The Internet has evolved into a platform on which large numbers of individuals take action and join in collaborations via crowdsourcing, social media, and electronic commerce. When designing social and economic systems on the Internet, a key challenge is understanding how to promote particular desired behaviors and outcomes. I call this problem computational environment design.
Notable abilities afforded by the Internet, such as the ability to recruit large numbers of individuals to join problem-solving efforts via crowdsourcing and social media, and the ability to engage in a data-driven iterative design process, are creating new opportunities and inspiring new methods for computational environment design. This dissertation focuses on these abilities and proposes an approach for arriving at effective designs by reasoning and learning about characteristics of participants and how these characteristics interact with a system's design to influence behavior.
The dissertation consists of two major components. The first component focuses on designing crowdsourcing and human computation systems that leverage a crowd to solve complex problems that require effective coordination among participants or the recruitment of individuals with relevant expertise. I show how reasoning about crowd abilities and limitations can lead to designs that make crowdsourcing complex tasks feasible, effective, and efficient. The solutions introduce new design patterns and methods for human computation and crowdsourcing; notable contributions include a crowdware design for tackling human computation tasks with global constraints, and incentive mechanisms for task routing that harness people's expertise and social expertise by engaging them in both problem solving and routing.
The second component focuses on understanding how to design effective environments automatically. I introduce a general active, indirect elicitation framework for automated environment design that learns relevant characteristics of participants based on observations of their behavior and optimizes designs based on learned models. Theoretical contributions include developing an active, indirect elicitation algorithm for a sequential decision-making setting that is guaranteed to discover effective designs after few interactions. Practical contributions include applications of the active, indirect elicitation framework to crowdsourcing.
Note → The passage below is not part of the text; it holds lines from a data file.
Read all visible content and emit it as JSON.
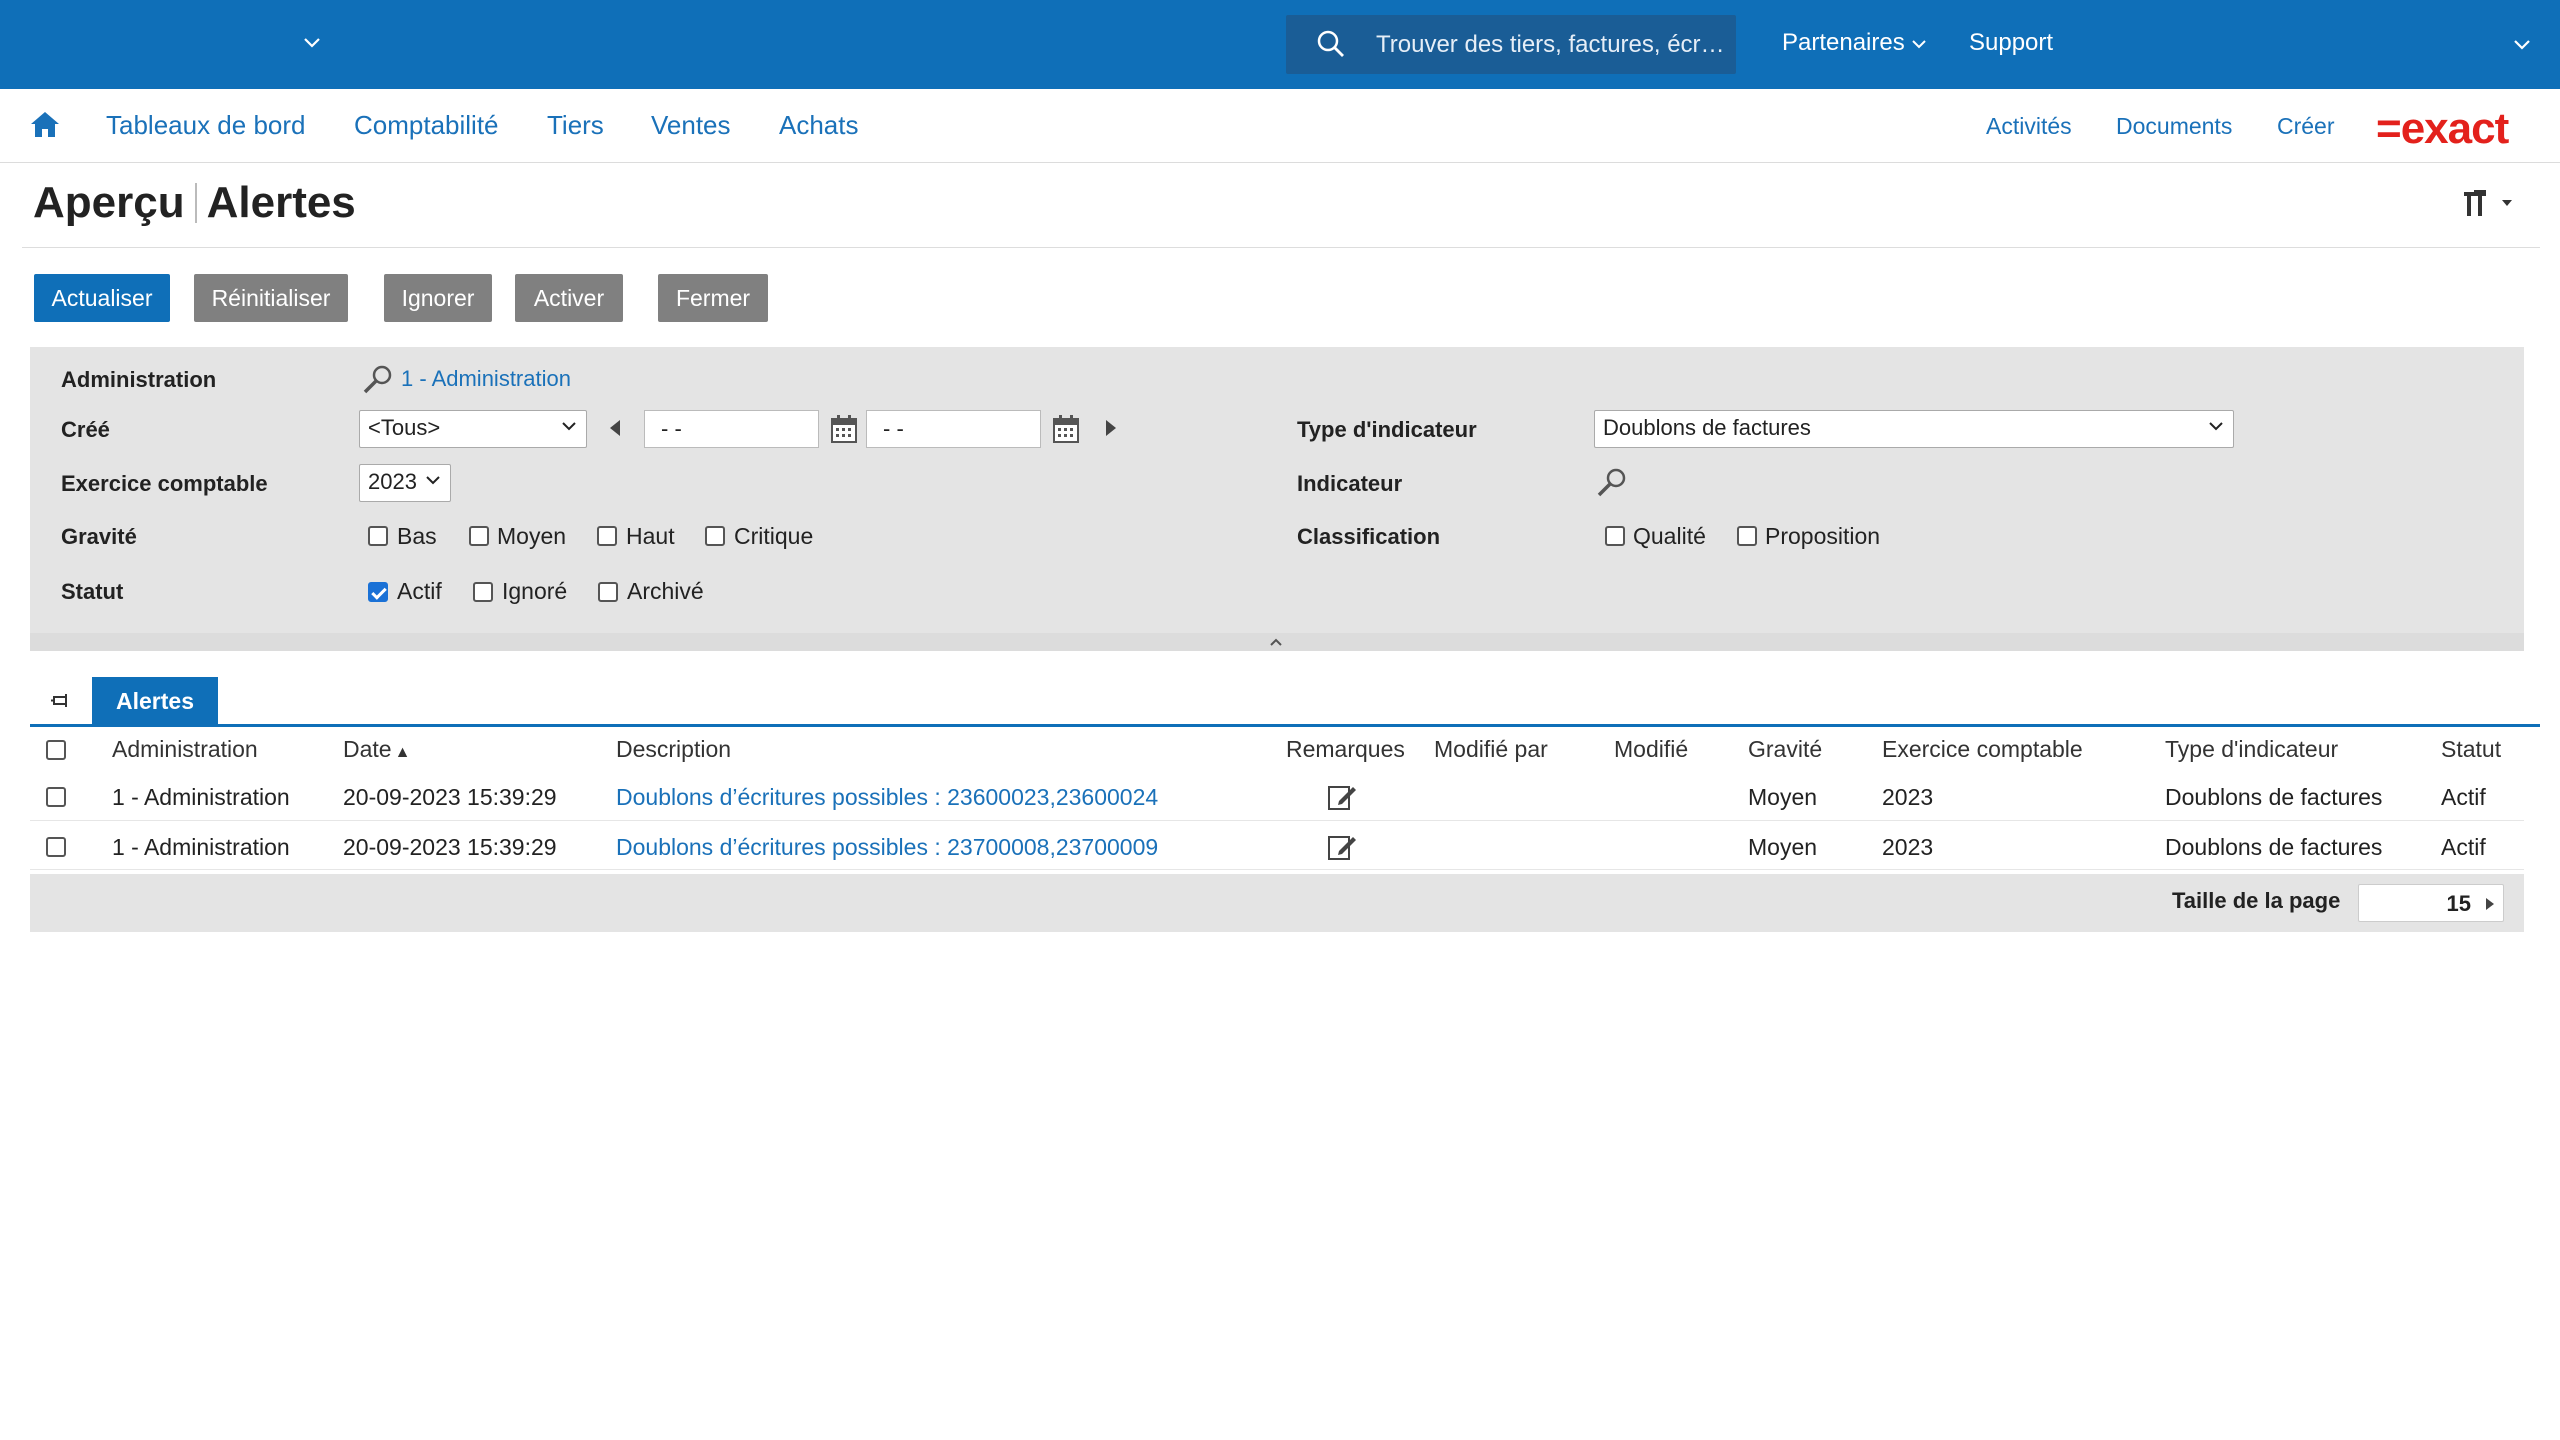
{
  "topbar": {
    "search_placeholder": "Trouver des tiers, factures, écr…",
    "partners": "Partenaires",
    "support": "Support",
    "bg_color": "#0f6fb8"
  },
  "nav": {
    "items": [
      "Tableaux de bord",
      "Comptabilité",
      "Tiers",
      "Ventes",
      "Achats"
    ],
    "right": [
      "Activités",
      "Documents",
      "Créer"
    ],
    "logo": "=exact"
  },
  "page": {
    "title_left": "Aperçu",
    "title_right": "Alertes"
  },
  "toolbar": {
    "refresh": "Actualiser",
    "reset": "Réinitialiser",
    "ignore": "Ignorer",
    "activate": "Activer",
    "close": "Fermer"
  },
  "filters": {
    "administration_label": "Administration",
    "administration_value": "1 - Administration",
    "created_label": "Créé",
    "created_value": "<Tous>",
    "date_from": "- -",
    "date_to": "- -",
    "fiscal_year_label": "Exercice comptable",
    "fiscal_year_value": "2023",
    "severity_label": "Gravité",
    "severity_options": [
      {
        "label": "Bas",
        "checked": false
      },
      {
        "label": "Moyen",
        "checked": false
      },
      {
        "label": "Haut",
        "checked": false
      },
      {
        "label": "Critique",
        "checked": false
      }
    ],
    "status_label": "Statut",
    "status_options": [
      {
        "label": "Actif",
        "checked": true
      },
      {
        "label": "Ignoré",
        "checked": false
      },
      {
        "label": "Archivé",
        "checked": false
      }
    ],
    "indicator_type_label": "Type d'indicateur",
    "indicator_type_value": "Doublons de factures",
    "indicator_label": "Indicateur",
    "classification_label": "Classification",
    "classification_options": [
      {
        "label": "Qualité",
        "checked": false
      },
      {
        "label": "Proposition",
        "checked": false
      }
    ]
  },
  "tabs": {
    "alerts": "Alertes"
  },
  "table": {
    "columns": [
      "Administration",
      "Date",
      "Description",
      "Remarques",
      "Modifié par",
      "Modifié",
      "Gravité",
      "Exercice comptable",
      "Type d'indicateur",
      "Statut"
    ],
    "sort_indicator": "▲",
    "rows": [
      {
        "administration": "1 - Administration",
        "date": "20-09-2023 15:39:29",
        "description": "Doublons d’écritures possibles : 23600023,23600024",
        "modified_by": "",
        "modified": "",
        "severity": "Moyen",
        "fiscal_year": "2023",
        "indicator_type": "Doublons de factures",
        "status": "Actif"
      },
      {
        "administration": "1 - Administration",
        "date": "20-09-2023 15:39:29",
        "description": "Doublons d’écritures possibles : 23700008,23700009",
        "modified_by": "",
        "modified": "",
        "severity": "Moyen",
        "fiscal_year": "2023",
        "indicator_type": "Doublons de factures",
        "status": "Actif"
      }
    ],
    "page_size_label": "Taille de la page",
    "page_size_value": "15"
  }
}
Specifically, I demonstrate how to automatically design tasks and synthesize workflows when optimizing for desired objectives given resource constraints.
互联网已经演变成一个平台,大量个体通过众包、社交媒体和电子商务采取行动并参与合作。在互联网上设计社会和经济系统时,一个关键挑战是了解如何促进特定的期望行为和结果。我将这个问题称为计算环境设计。
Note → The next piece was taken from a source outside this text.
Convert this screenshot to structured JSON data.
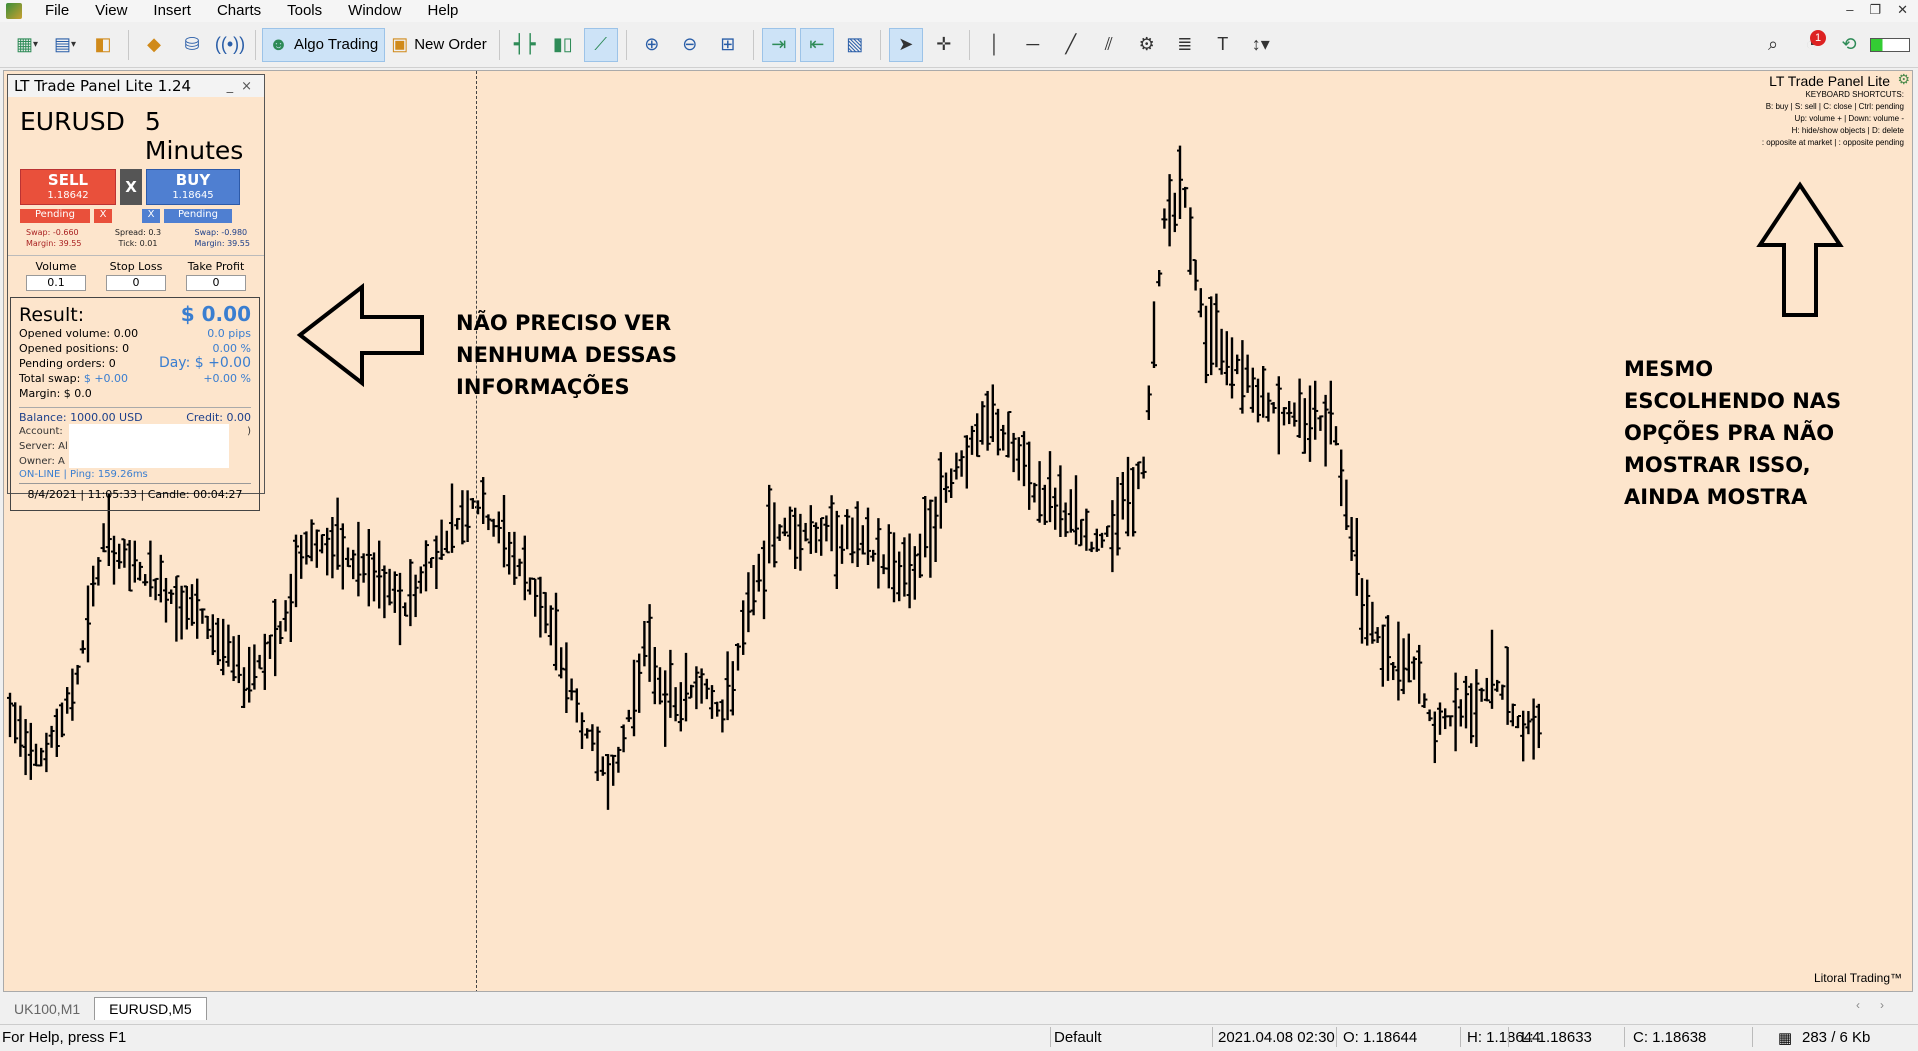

互联网提供的显著能力,例如通过众包和社交媒体招募大量个体参与解决问题的能力,以及进行数据驱动的迭代设计过程的能力,正在为计算环境设计创造新的机遇并激发新的方法。本论文聚焦于这些能力,并提出一种通过对参与者的特征进行推理和学习以及这些特征如何与系统设计相互作用以影响行为来实现有效设计的方法。
本论文由两个主要部分组成。第一部分侧重于设计众包和人类计算系统,这些系统利用群体来解决需要参与者之间有效协调或招募具有相关专业知识的个体的复杂问题。我展示了对群体能力和局限性的推理如何能够导致使众包复杂任务可行、有效和高效的设计。这些解决方案为人类计算和众包引入了新的设计模式和方法;显著的贡献包括一种用于处理具有全局约束的人类计算任务的群体软件设计,以及通过让人们参与解决问题和任务分配来利用人们的专业知识和社会专业知识的任务分配激励机制。
第二部分侧重于了解如何自动设计有效的环境。我引入了一个用于自动环境设计的通用主动、间接诱导框架,该框架根据对参与者行为的观察来学习参与者的相关特征,并根据学习到的模型优化设计。理论贡献包括为顺序决策环境开发一种主动、间接诱导算法,该算法在经过少量交互后保证能发现有效的设计。实践贡献包括主动、间接诱导框架在众包中的应用。具体来说,我演示了在给定资源约束的情况下,为优化期望目标如何自动设计任务和合成工作流程。